Decoding of entropy-coded data can AFAIK be done in parallel in about O( (log N)^2) time for N bits with a variant of the technique called 'parallel prefix computation'. I think the hardware cost is about O(N*S + N^2*log M) where S is the size of the symbol table and M is the maximum number of symbols that can be decoded in one go (if you use different symbol tables for different symbols, you will additionally need to multiply this hardware cost with the number of symbol tables that you use)

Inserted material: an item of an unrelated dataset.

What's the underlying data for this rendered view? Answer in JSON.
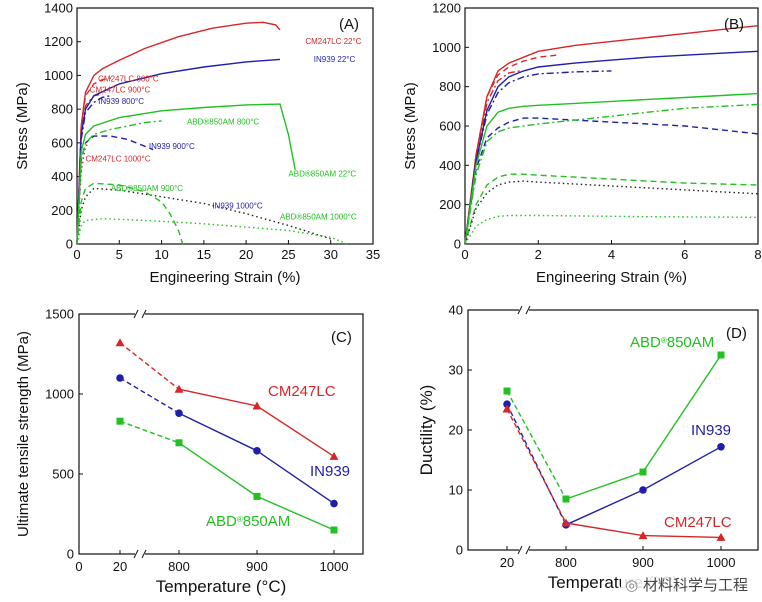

The idea: First, for every bit position, assume that a symbol starts there and compute how long that symbol would be. Then, for each bit position, look up the size of the 'next' symbol, so that for each bit position we get the sum of the 2 next symbols from that position. Repeat the procedure again (adding two sums) to get the length of the 4, then 8, then 16 etc next symbols. Now, at bit position 0 you will have generated pointers to symbol 0,1,2,4,8,16 etc; from each of these pointers, you can collect pointers to symbols n+1, n+2, n+4, n+8 etc, recursively until you have covered all symbols; you can this way collect pointer to ALL symbols in log(M) stages.
For texture compression, this approach is WAAY too heavy to allow data to be stored compressed in an L1 texture cache; it may be usable for an L2 cache.
I think some x86 CPUs use algorithms similar to this to enable fast parallel decoding of the instruction set's obnoxious variable-length instruction format.